# Mature Filter Lock?



## Moki (Oct 19, 2010)

I'm not sure if this is 100% the right place to post but I guess I'll try it. I turned 18 in July, and my mature filter appears to be locked on, despite the fact that I'm 18. I submitted a TT shortly after with no response, so it's been over 2 months I think. 

I think when I was younger (and very dumb, stupid etc) I had my mature filter off and may have gotten it set on by a mod? It's been so long so I don't exactly remember. If that is the case, am I permanently not allowed to see mature art anymore?

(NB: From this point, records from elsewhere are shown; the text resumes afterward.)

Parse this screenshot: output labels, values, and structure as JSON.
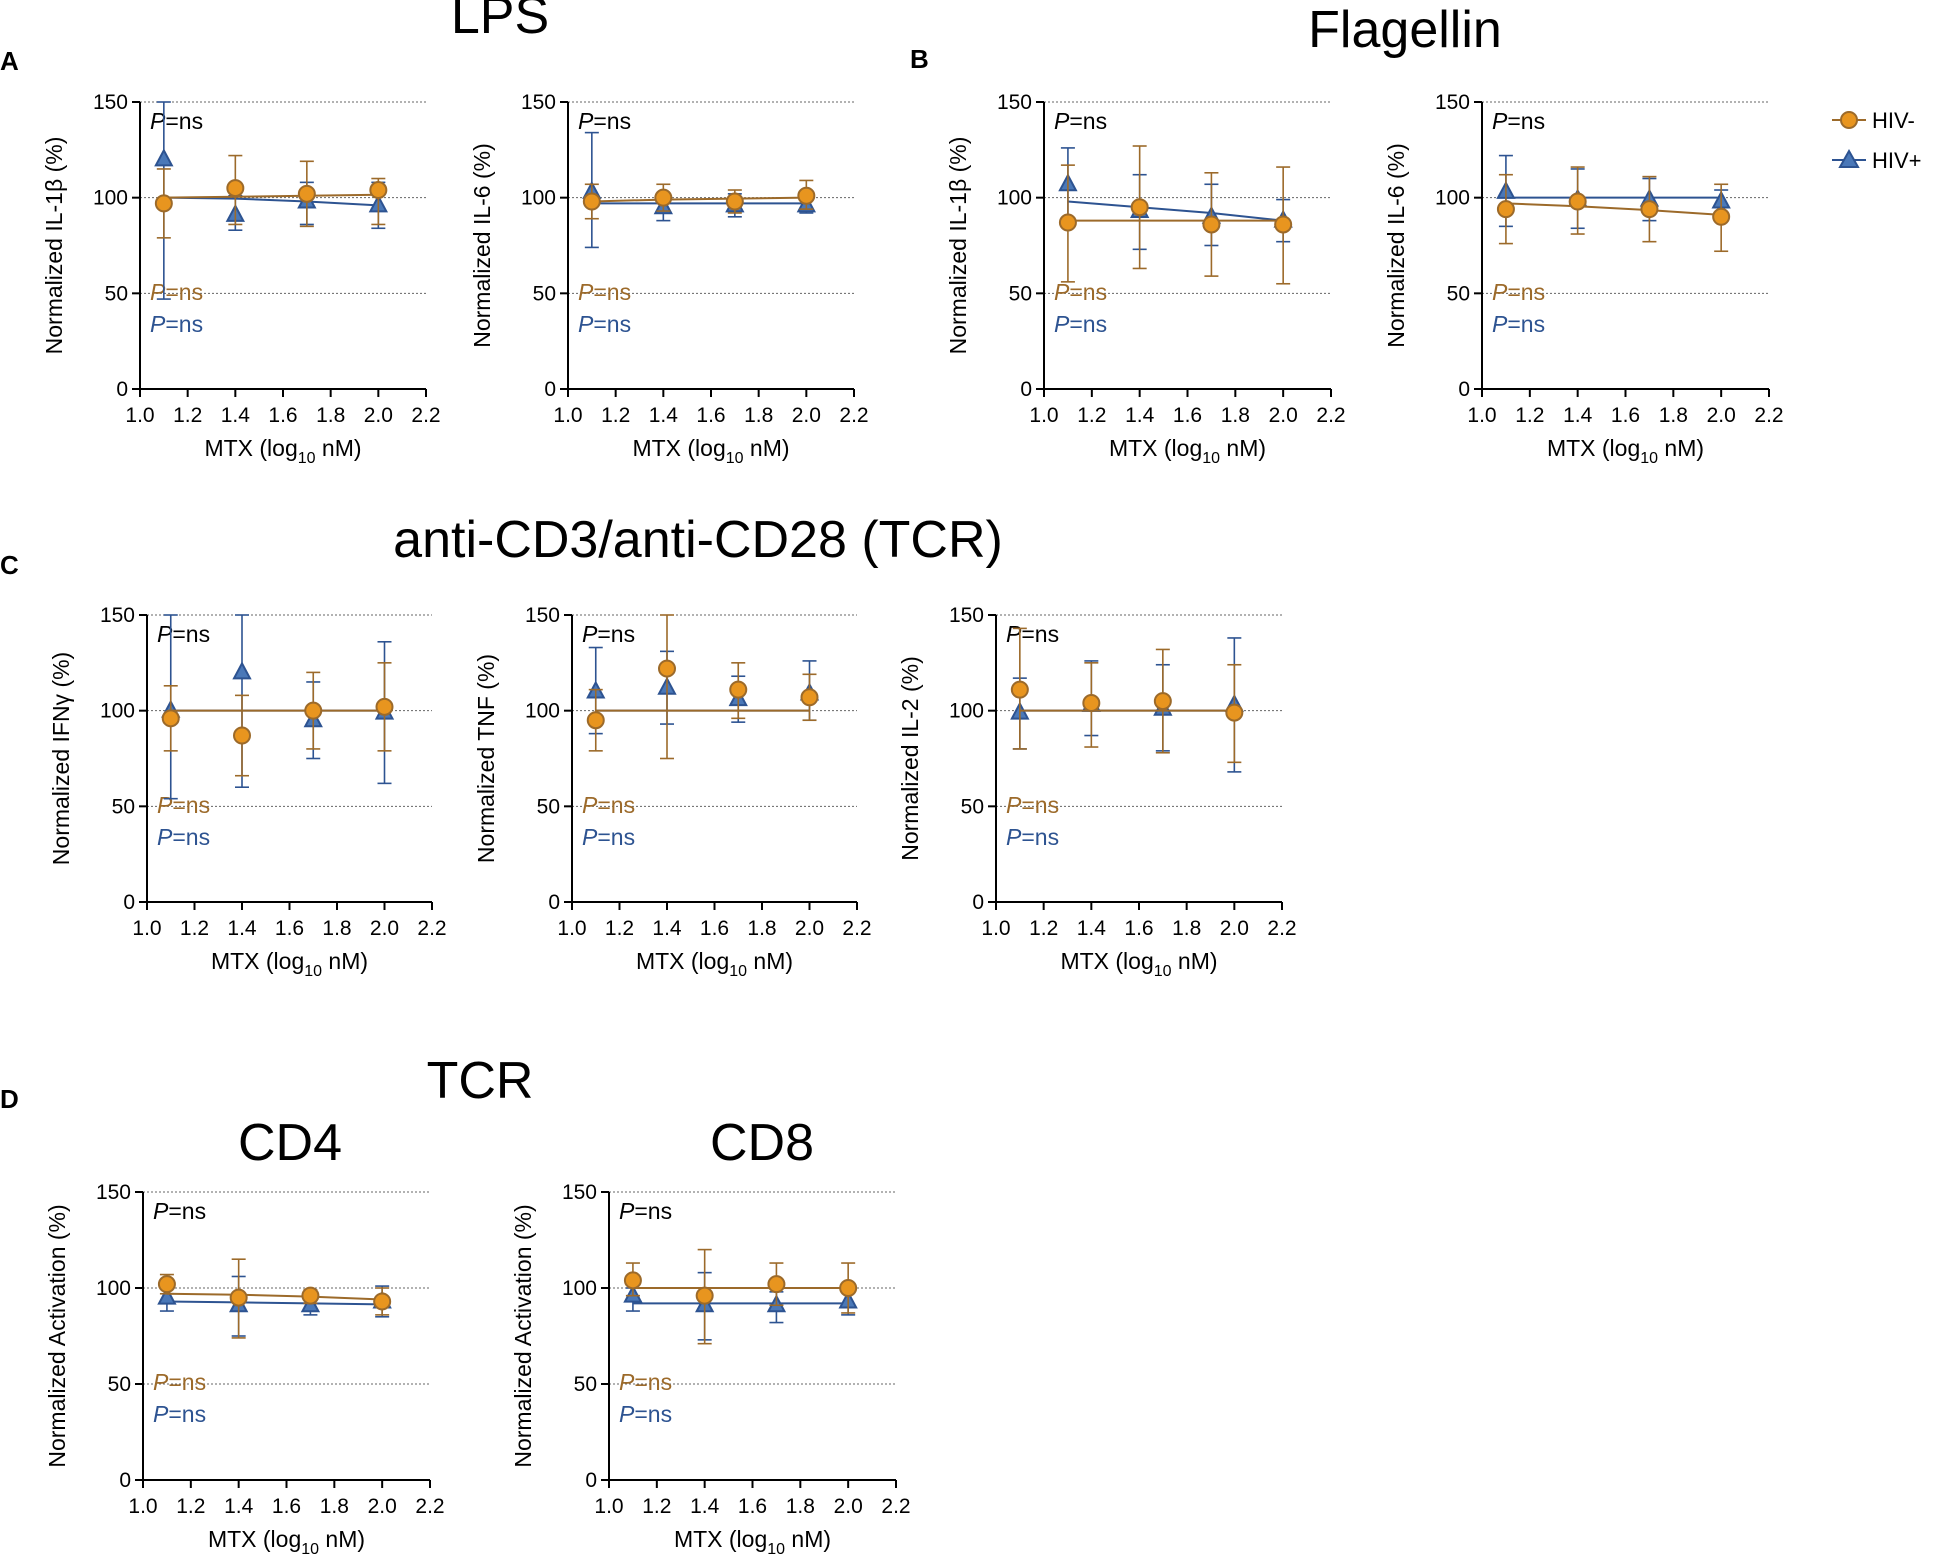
{
  "colors": {
    "hiv_neg": "#E8951F",
    "hiv_neg_dark": "#9C6A2A",
    "hiv_pos": "#4A78B8",
    "hiv_pos_dark": "#2D5391",
    "p_black": "#000000",
    "p_brown": "#9C6A2A",
    "p_blue": "#2D5391",
    "grid": "#666666"
  },
  "figure": {
    "titles": {
      "lps": "LPS",
      "flagellin": "Flagellin",
      "tcr_c": "anti-CD3/anti-CD28 (TCR)",
      "tcr_d": "TCR",
      "cd4": "CD4",
      "cd8": "CD8"
    },
    "panel_letters": [
      "A",
      "B",
      "C",
      "D"
    ],
    "legend": [
      {
        "label": "HIV-",
        "marker": "circle"
      },
      {
        "label": "HIV+",
        "marker": "triangle"
      }
    ],
    "p_label": "P",
    "p_value": "=ns",
    "xlabel_main": "MTX (log",
    "xlabel_sub": "10",
    "xlabel_tail": " nM)"
  },
  "chart_data": [
    {
      "id": "A1",
      "type": "scatter",
      "panel": "A",
      "ylabel": "Normalized IL-1β (%)",
      "x": [
        1.1,
        1.4,
        1.7,
        2.0
      ],
      "xlim": [
        1.0,
        2.2
      ],
      "ylim": [
        0,
        150
      ],
      "xticks": [
        "1.0",
        "1.2",
        "1.4",
        "1.6",
        "1.8",
        "2.0",
        "2.2"
      ],
      "yticks": [
        "0",
        "50",
        "100",
        "150"
      ],
      "grid_y": [
        50,
        100,
        150
      ],
      "p_overall": "P=ns",
      "p_hiv_neg": "P=ns",
      "p_hiv_pos": "P=ns",
      "series": [
        {
          "name": "HIV-",
          "values": [
            97,
            105,
            102,
            104
          ],
          "err_low": [
            79,
            86,
            85,
            86
          ],
          "err_high": [
            115,
            122,
            119,
            110
          ],
          "fit": [
            100,
            100.5,
            101,
            101.5
          ]
        },
        {
          "name": "HIV+",
          "values": [
            120,
            91,
            98,
            96
          ],
          "err_low": [
            47,
            83,
            86,
            84
          ],
          "err_high": [
            150,
            101,
            108,
            108
          ],
          "fit": [
            100,
            99.5,
            98,
            96
          ]
        }
      ]
    },
    {
      "id": "A2",
      "type": "scatter",
      "panel": "A",
      "ylabel": "Normalized IL-6 (%)",
      "x": [
        1.1,
        1.4,
        1.7,
        2.0
      ],
      "xlim": [
        1.0,
        2.2
      ],
      "ylim": [
        0,
        150
      ],
      "xticks": [
        "1.0",
        "1.2",
        "1.4",
        "1.6",
        "1.8",
        "2.0",
        "2.2"
      ],
      "yticks": [
        "0",
        "50",
        "100",
        "150"
      ],
      "grid_y": [
        50,
        100,
        150
      ],
      "p_overall": "P=ns",
      "p_hiv_neg": "P=ns",
      "p_hiv_pos": "P=ns",
      "series": [
        {
          "name": "HIV-",
          "values": [
            98,
            100,
            98,
            101
          ],
          "err_low": [
            89,
            93,
            92,
            94
          ],
          "err_high": [
            107,
            107,
            104,
            109
          ],
          "fit": [
            98,
            99,
            99.5,
            100
          ]
        },
        {
          "name": "HIV+",
          "values": [
            103,
            95,
            96,
            96
          ],
          "err_low": [
            74,
            88,
            90,
            92
          ],
          "err_high": [
            134,
            102,
            102,
            100
          ],
          "fit": [
            97,
            97,
            97,
            97
          ]
        }
      ]
    },
    {
      "id": "B1",
      "type": "scatter",
      "panel": "B",
      "ylabel": "Normalized IL-1β (%)",
      "x": [
        1.1,
        1.4,
        1.7,
        2.0
      ],
      "xlim": [
        1.0,
        2.2
      ],
      "ylim": [
        0,
        150
      ],
      "xticks": [
        "1.0",
        "1.2",
        "1.4",
        "1.6",
        "1.8",
        "2.0",
        "2.2"
      ],
      "yticks": [
        "0",
        "50",
        "100",
        "150"
      ],
      "grid_y": [
        50,
        100,
        150
      ],
      "p_overall": "P=ns",
      "p_hiv_neg": "P=ns",
      "p_hiv_pos": "P=ns",
      "series": [
        {
          "name": "HIV-",
          "values": [
            87,
            95,
            86,
            86
          ],
          "err_low": [
            56,
            63,
            59,
            55
          ],
          "err_high": [
            117,
            127,
            113,
            116
          ],
          "fit": [
            88,
            88,
            88,
            88
          ]
        },
        {
          "name": "HIV+",
          "values": [
            107,
            93,
            90,
            88
          ],
          "err_low": [
            88,
            73,
            75,
            77
          ],
          "err_high": [
            126,
            112,
            107,
            99
          ],
          "fit": [
            98,
            95,
            92,
            88
          ]
        }
      ]
    },
    {
      "id": "B2",
      "type": "scatter",
      "panel": "B",
      "ylabel": "Normalized IL-6 (%)",
      "x": [
        1.1,
        1.4,
        1.7,
        2.0
      ],
      "xlim": [
        1.0,
        2.2
      ],
      "ylim": [
        0,
        150
      ],
      "xticks": [
        "1.0",
        "1.2",
        "1.4",
        "1.6",
        "1.8",
        "2.0",
        "2.2"
      ],
      "yticks": [
        "0",
        "50",
        "100",
        "150"
      ],
      "grid_y": [
        50,
        100,
        150
      ],
      "p_overall": "P=ns",
      "p_hiv_neg": "P=ns",
      "p_hiv_pos": "P=ns",
      "series": [
        {
          "name": "HIV-",
          "values": [
            94,
            98,
            94,
            90
          ],
          "err_low": [
            76,
            81,
            77,
            72
          ],
          "err_high": [
            112,
            116,
            111,
            107
          ],
          "fit": [
            97,
            95.5,
            93.5,
            91
          ]
        },
        {
          "name": "HIV+",
          "values": [
            103,
            99,
            99,
            98
          ],
          "err_low": [
            85,
            84,
            88,
            90
          ],
          "err_high": [
            122,
            115,
            110,
            104
          ],
          "fit": [
            100,
            100,
            100,
            100
          ]
        }
      ]
    },
    {
      "id": "C1",
      "type": "scatter",
      "panel": "C",
      "ylabel": "Normalized IFNγ (%)",
      "x": [
        1.1,
        1.4,
        1.7,
        2.0
      ],
      "xlim": [
        1.0,
        2.2
      ],
      "ylim": [
        0,
        150
      ],
      "xticks": [
        "1.0",
        "1.2",
        "1.4",
        "1.6",
        "1.8",
        "2.0",
        "2.2"
      ],
      "yticks": [
        "0",
        "50",
        "100",
        "150"
      ],
      "grid_y": [
        50,
        100,
        150
      ],
      "p_overall": "P=ns",
      "p_hiv_neg": "P=ns",
      "p_hiv_pos": "P=ns",
      "series": [
        {
          "name": "HIV-",
          "values": [
            96,
            87,
            100,
            102
          ],
          "err_low": [
            79,
            66,
            80,
            79
          ],
          "err_high": [
            113,
            108,
            120,
            125
          ],
          "fit": [
            100,
            100,
            100,
            100
          ]
        },
        {
          "name": "HIV+",
          "values": [
            100,
            120,
            95,
            99
          ],
          "err_low": [
            54,
            60,
            75,
            62
          ],
          "err_high": [
            150,
            150,
            115,
            136
          ],
          "fit": [
            100,
            100,
            100,
            100
          ]
        }
      ]
    },
    {
      "id": "C2",
      "type": "scatter",
      "panel": "C",
      "ylabel": "Normalized TNF (%)",
      "x": [
        1.1,
        1.4,
        1.7,
        2.0
      ],
      "xlim": [
        1.0,
        2.2
      ],
      "ylim": [
        0,
        150
      ],
      "xticks": [
        "1.0",
        "1.2",
        "1.4",
        "1.6",
        "1.8",
        "2.0",
        "2.2"
      ],
      "yticks": [
        "0",
        "50",
        "100",
        "150"
      ],
      "grid_y": [
        50,
        100,
        150
      ],
      "p_overall": "P=ns",
      "p_hiv_neg": "P=ns",
      "p_hiv_pos": "P=ns",
      "series": [
        {
          "name": "HIV-",
          "values": [
            95,
            122,
            111,
            107
          ],
          "err_low": [
            79,
            75,
            96,
            95
          ],
          "err_high": [
            111,
            150,
            125,
            119
          ],
          "fit": [
            100,
            100,
            100,
            100
          ]
        },
        {
          "name": "HIV+",
          "values": [
            110,
            112,
            106,
            109
          ],
          "err_low": [
            88,
            93,
            94,
            95
          ],
          "err_high": [
            133,
            131,
            118,
            126
          ],
          "fit": [
            100,
            100,
            100,
            100
          ]
        }
      ]
    },
    {
      "id": "C3",
      "type": "scatter",
      "panel": "C",
      "ylabel": "Normalized IL-2 (%)",
      "x": [
        1.1,
        1.4,
        1.7,
        2.0
      ],
      "xlim": [
        1.0,
        2.2
      ],
      "ylim": [
        0,
        150
      ],
      "xticks": [
        "1.0",
        "1.2",
        "1.4",
        "1.6",
        "1.8",
        "2.0",
        "2.2"
      ],
      "yticks": [
        "0",
        "50",
        "100",
        "150"
      ],
      "grid_y": [
        50,
        100,
        150
      ],
      "p_overall": "P=ns",
      "p_hiv_neg": "P=ns",
      "p_hiv_pos": "P=ns",
      "series": [
        {
          "name": "HIV-",
          "values": [
            111,
            104,
            105,
            99
          ],
          "err_low": [
            80,
            81,
            78,
            73
          ],
          "err_high": [
            143,
            125,
            132,
            124
          ],
          "fit": [
            100,
            100,
            100,
            100
          ]
        },
        {
          "name": "HIV+",
          "values": [
            99,
            103,
            101,
            103
          ],
          "err_low": [
            80,
            87,
            79,
            68
          ],
          "err_high": [
            117,
            126,
            124,
            138
          ],
          "fit": [
            100,
            100,
            100,
            100
          ]
        }
      ]
    },
    {
      "id": "D1",
      "type": "scatter",
      "panel": "D",
      "ylabel": "Normalized Activation (%)",
      "x": [
        1.1,
        1.4,
        1.7,
        2.0
      ],
      "xlim": [
        1.0,
        2.2
      ],
      "ylim": [
        0,
        150
      ],
      "xticks": [
        "1.0",
        "1.2",
        "1.4",
        "1.6",
        "1.8",
        "2.0",
        "2.2"
      ],
      "yticks": [
        "0",
        "50",
        "100",
        "150"
      ],
      "grid_y": [
        50,
        100,
        150
      ],
      "p_overall": "P=ns",
      "p_hiv_neg": "P=ns",
      "p_hiv_pos": "P=ns",
      "series": [
        {
          "name": "HIV-",
          "values": [
            102,
            95,
            96,
            93
          ],
          "err_low": [
            97,
            74,
            92,
            86
          ],
          "err_high": [
            107,
            115,
            99,
            100
          ],
          "fit": [
            97,
            96.5,
            95.5,
            94
          ]
        },
        {
          "name": "HIV+",
          "values": [
            95,
            91,
            91,
            93
          ],
          "err_low": [
            88,
            75,
            86,
            85
          ],
          "err_high": [
            100,
            106,
            97,
            101
          ],
          "fit": [
            93,
            92.5,
            92,
            91.5
          ]
        }
      ]
    },
    {
      "id": "D2",
      "type": "scatter",
      "panel": "D",
      "ylabel": "Normalized Activation (%)",
      "x": [
        1.1,
        1.4,
        1.7,
        2.0
      ],
      "xlim": [
        1.0,
        2.2
      ],
      "ylim": [
        0,
        150
      ],
      "xticks": [
        "1.0",
        "1.2",
        "1.4",
        "1.6",
        "1.8",
        "2.0",
        "2.2"
      ],
      "yticks": [
        "0",
        "50",
        "100",
        "150"
      ],
      "grid_y": [
        50,
        100,
        150
      ],
      "p_overall": "P=ns",
      "p_hiv_neg": "P=ns",
      "p_hiv_pos": "P=ns",
      "series": [
        {
          "name": "HIV-",
          "values": [
            104,
            96,
            102,
            100
          ],
          "err_low": [
            96,
            71,
            91,
            87
          ],
          "err_high": [
            113,
            120,
            113,
            113
          ],
          "fit": [
            100,
            100,
            100,
            100
          ]
        },
        {
          "name": "HIV+",
          "values": [
            96,
            91,
            91,
            93
          ],
          "err_low": [
            88,
            73,
            82,
            86
          ],
          "err_high": [
            100,
            108,
            98,
            99
          ],
          "fit": [
            92,
            92,
            92,
            92
          ]
        }
      ]
    }
  ]
}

Any help is appreciated. c:


----------



## FancySkunk (Oct 19, 2010)

Go to http://www.furaffinity.net/controls/settings/ and make sure your birthdate is set correctly there, and doublecheck the status of the mature filter.


----------



## Moki (Oct 19, 2010)

FancySkunk said:


> Go to http://www.furaffinity.net/controls/settings/ and make sure your birthdate is set correctly there, and doublecheck the status of the mature filter.


 
Just checked, my birthday is correct and the "View Mature Art?" option is set to yes. :c


----------



## Moki (Nov 1, 2010)

I think it's ok to bump so I am :c Just don't know what to do about this problem aaaaah


----------



## Ratte (Nov 1, 2010)

Hey there, here's what you gotta do:

Get your ID ready
Scan it or take a really good picture so the details show up about your age
Email the scanned image/photo image to Carenath, as he would be fine in unlocking your account: carenath@furaffinity.net

Your account should be unlocked shortly.  :3


----------



## Moki (Nov 1, 2010)

Ratte said:


> Hey there, here's what you gotta do:
> 
> Get your ID ready
> Scan it or take a really good picture so the details show up about your age
> ...


 Thank you so much! I'm about to send the email now. c:


----------



## Ratte (Nov 1, 2010)

Moki said:


> Thank you so much! I'm about to send the email now. c:


 
Not a problem.  Carenath is online and he should receive the email and verification soon.

Now that this is handled, this will be locked.


----------